University of Missouri

Meet the player who gets Mizzou Arena rocking late in the game

Through Missouri’s first six home basketball games, only one player has been able to get the crowd to chant for Tigers coach Cuonzo Martin to sub him into the game. He sends the Missouri bench and the rest of the arena into pandemonium when he scores.

His name isn’t Michael Porter Jr.

It’s Adam Wolf.

With Porter, Missouri’s star freshman, sidelined as he recovers from back surgery, Wolf, a junior walk-on, has had a surprising impact on Mizzou Arena’s decibel level.

When Missouri has built a big lead during its nonconference home games, fans have chanted “We Want Wolf” in the final minutes.

Martin has put in the 6-foot-7 Wolf three times through the first six games, and he’s hit a three-pointer in every one. When he checks in, English pop band Duran Duran’s 1982 hit song “Hungry Like A Wolf” plays. It’s a walk-up song for the walk-on.

For the season, Wolf is shooting 100 percent (3 for 3) from beyond the arc, and his teammates would be surprised if he misses.

After Missouri’s blowout win over North Florida on Saturday, senior Jordan Barnett compared Wolf to a fellow member of the animal kingdom.

“Wolf is the goat (greatest of all time),” he said. “Honestly, if he shot 100 percent from three it wouldn’t surprise me.
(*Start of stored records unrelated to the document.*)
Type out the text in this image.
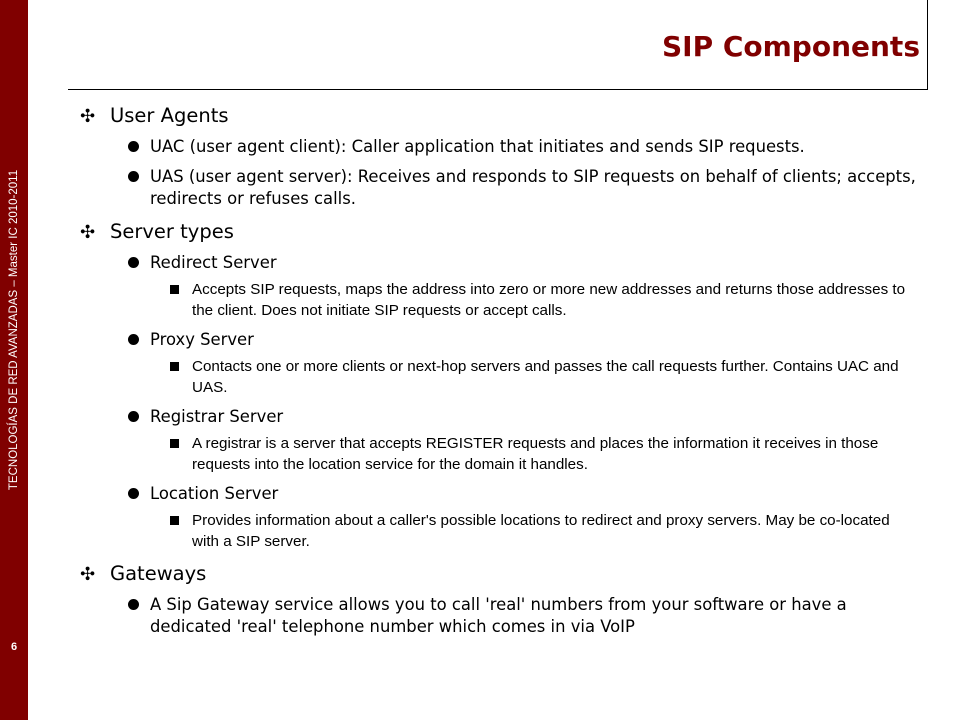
TECNOLOGÍAS DE RED AVANZADAS – Master IC 2010-2011
6
SIP Components
✣ User Agents
UAC (user agent client): Caller application that initiates and sends SIP requests.
UAS (user agent server): Receives and responds to SIP requests on behalf of clients; accepts, redirects or refuses calls.
✣ Server types
Redirect Server
Accepts SIP requests, maps the address into zero or more new addresses and returns those addresses to the client. Does not initiate SIP requests or accept calls.
Proxy Server
Contacts one or more clients or next-hop servers and passes the call requests further. Contains UAC and UAS.
Registrar Server
A registrar is a server that accepts REGISTER requests and places the information it receives in those requests into the location service for the domain it handles.
Location Server
Provides information about a caller's possible locations to redirect and proxy servers. May be co-located with a SIP server.
✣ Gateways
A Sip Gateway service allows you to call 'real' numbers from your software or have a dedicated 'real' telephone number which comes in via VoIP
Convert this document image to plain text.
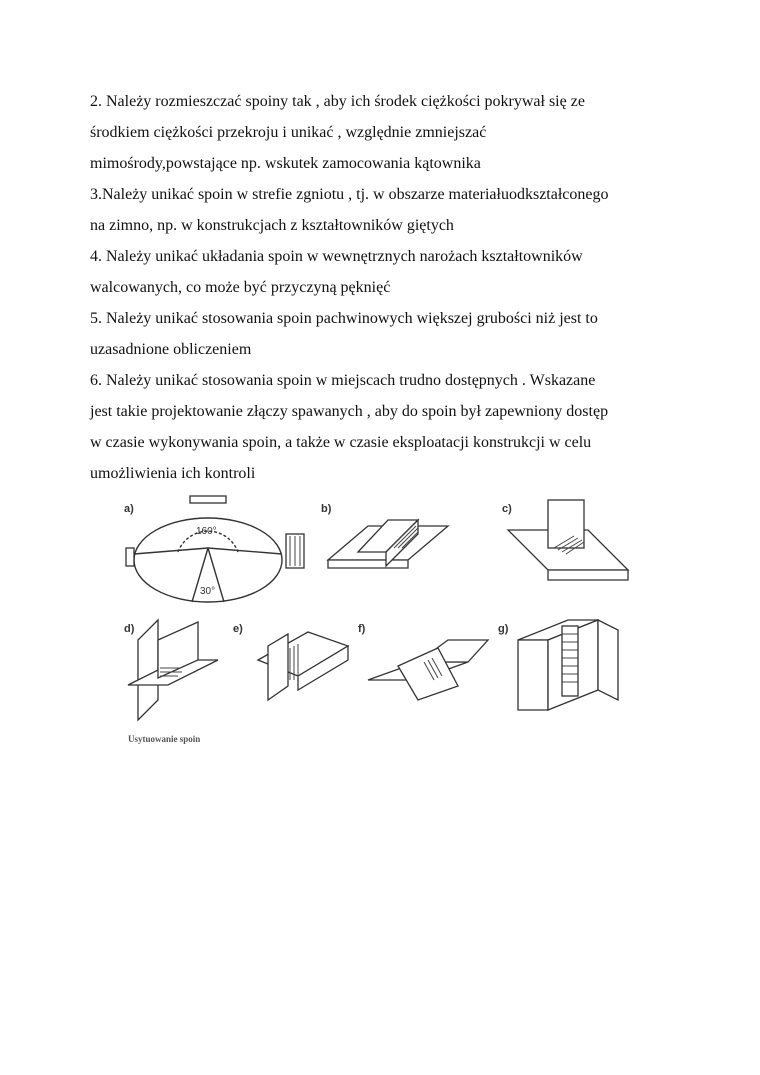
2. Należy rozmieszczać spoiny tak , aby ich środek ciężkości pokrywał się ze
środkiem ciężkości przekroju i unikać , względnie zmniejszać
mimośrody,powstające np. wskutek zamocowania kątownika
3.Należy unikać spoin w strefie zgniotu , tj. w obszarze materiałuodkształconego
na zimno, np. w konstrukcjach z kształtowników giętych
4. Należy unikać układania spoin w wewnętrznych narożach kształtowników
walcowanych, co może być przyczyną pęknięć
5. Należy unikać stosowania spoin pachwinowych większej grubości niż jest to
uzasadnione obliczeniem
6. Należy unikać stosowania spoin w miejscach trudno dostępnych . Wskazane
jest takie projektowanie złączy spawanych , aby do spoin był zapewniony dostęp
w czasie wykonywania spoin, a także w czasie eksploatacji konstrukcji w celu
umożliwienia ich kontroli
a)
160°
30°
b)	c)
d)	e)	f)	g)
Usytuowanie spoin
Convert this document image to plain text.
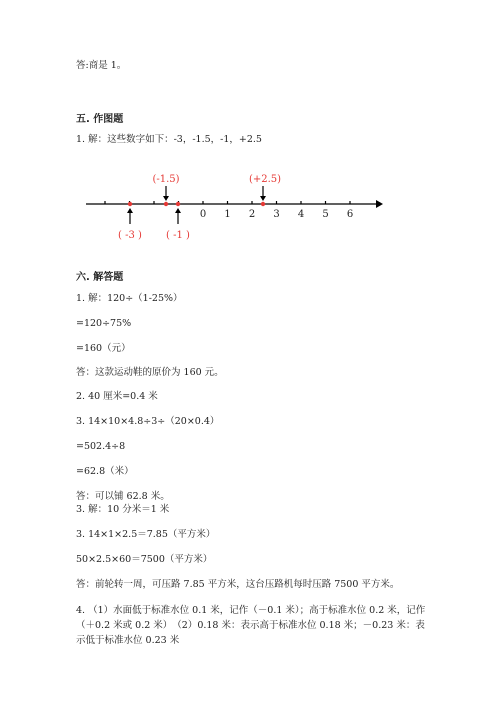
答:商是 1。
五. 作图题
1. 解：这些数字如下：-3，-1.5，-1，+2.5
0 1 2 3 4 5 6
(-1.5)	(+2.5)
( -3 ) ( -1 )
六. 解答题
1. 解：120÷（1-25%）
=120÷75%
=160（元）
答：这款运动鞋的原价为 160 元。
2. 40 厘米=0.4 米
3. 14×10×4.8÷3÷（20×0.4）
=502.4÷8
=62.8（米）
答：可以铺 62.8 米。
3. 解：10 分米＝1 米
3. 14×1×2.5＝7.85（平方米）
50×2.5×60＝7500（平方米）
答：前轮转一周，可压路 7.85 平方米，这台压路机每时压路 7500 平方米。
4. （1）水面低于标准水位 0.1 米，记作（－0.1 米）；高于标准水位 0.2 米，记作（＋0.2 米或 0.2 米）　（2）0.18 米：表示高于标准水位 0.18 米；－0.23 米：表示低于标准水位 0.23 米
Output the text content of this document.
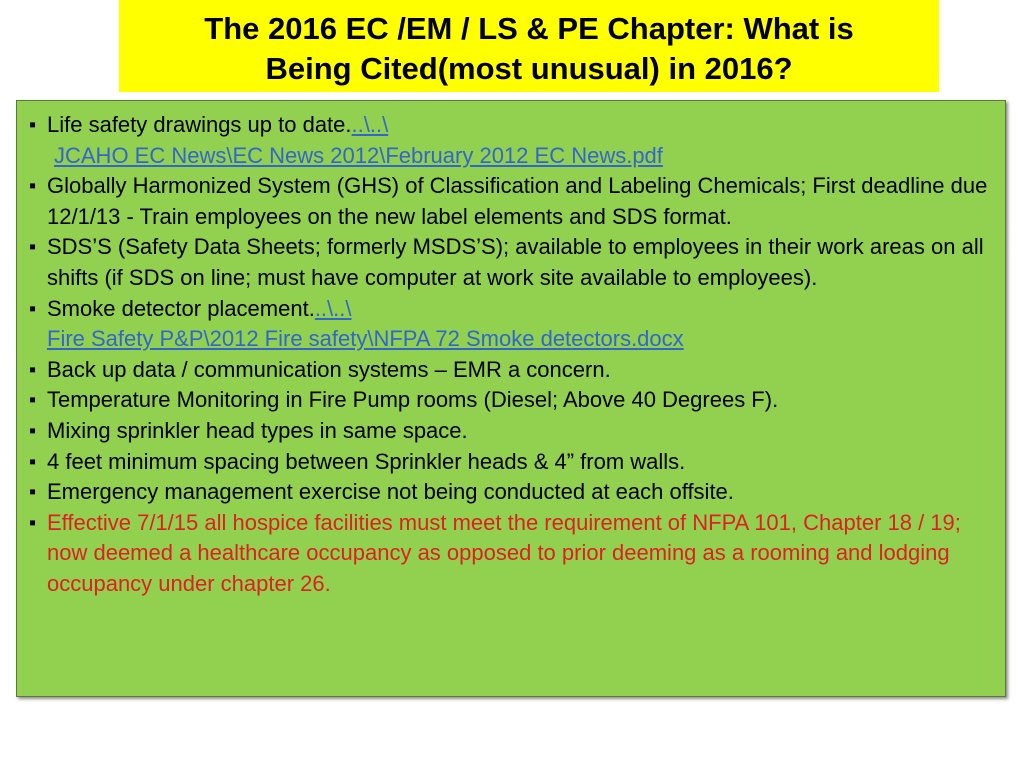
The 2016 EC /EM / LS & PE Chapter: What is
Being Cited(most unusual) in 2016?
▪ Life safety drawings up to date...\..\
JCAHO EC News\EC News 2012\February 2012 EC News.pdf
▪ Globally Harmonized System (GHS) of Classification and Labeling Chemicals; First deadline due 12/1/13 - Train employees on the new label elements and SDS format.
▪ SDS’S (Safety Data Sheets; formerly MSDS’S); available to employees in their work areas on all shifts (if SDS on line; must have computer at work site available to employees).
▪ Smoke detector placement...\..\
Fire Safety P&P\2012 Fire safety\NFPA 72 Smoke detectors.docx
▪ Back up data / communication systems – EMR a concern.
▪ Temperature Monitoring in Fire Pump rooms (Diesel; Above 40 Degrees F).
▪ Mixing sprinkler head types in same space.
▪ 4 feet minimum spacing between Sprinkler heads & 4” from walls.
▪ Emergency management exercise not being conducted at each offsite.
▪ Effective 7/1/15 all hospice facilities must meet the requirement of NFPA 101, Chapter 18 / 19; now deemed a healthcare occupancy as opposed to prior deeming as a rooming and lodging occupancy under chapter 26.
He’s that good of a shooter.”

Coming out of high school in Wisconsin, Wolf said he had between 10 to 15 Division II basketball offers but struggled to get on the radar of a Division I school because he battled numerous injuries throughout high school.

When Missouri — then led by coach Kim Anderson — offered him a walk-on spot, he took it.

His father, John, was a walk-on at Marquette for two years in the late 1980s, and he told Wolf what to expect: serving as a defensive stand-in at practice and mostly seeing the court as a member of the scout team.

“I love scout team,” Wolf said. “I get to chuck (up shots).”

Martin holds Wolf to the same standard that he does the scholarship players despite his limited playing time. After Wolf hit a three against Wagner in the team’s blowout win on Nov. 14, Martin said after the game that he didn’t get back on defense quickly.

“After the Wagner game I actually got talked to a little bit,” he said. “Not badly, but things I could have done better. It’s a night-by-night kind of thing. You’re up big, you go out there and have fun, but you stick to your principles.”

Wolf has benefited from Missouri’s influx of talent under Martin. The team is now more likely to pull away in nonconference games, which wasn’t the case under Anderson, and blowouts mean more chances for Wolf to play.

Missouri’s game on Tuesday night against Stephen F. Austin could be the last time Wolf sees the floor for a while, with the team’s SEC schedule right around the corner.

Barnett said he thinks it’s pretty common in college basketball for home crowds to give a little extra cheer when a walk-on scores because it was the same way at Texas, where he played for two years before transferring to Missouri.

But when Wolf got the ball in final minutes of Missouri’s win over Green Bay on Dec. 9, fans were already on their feet before the ball left his hands.

“I’ve never seen a crowd sit there and scream for a player to get into the game,” Barnett said. “That’s insane to me.”

Wolf has scored nine points in four games this season (he also appeared in one game away from home), which ties the amount he scored as a freshman. He scored just two points as a sophomore, which means he’s on pace to surpass his scoring output from the past two seasons combined.

He is still processing the newfound attention but is enjoying it, especially because if he’s playing, that usually means the team is winning.

“It’s pretty crazy because my first two years that never happened,” Wolf said of the chants he receives from the crowd. “It kind of shocked me because I’m not used to it. I’m really just embracing it.”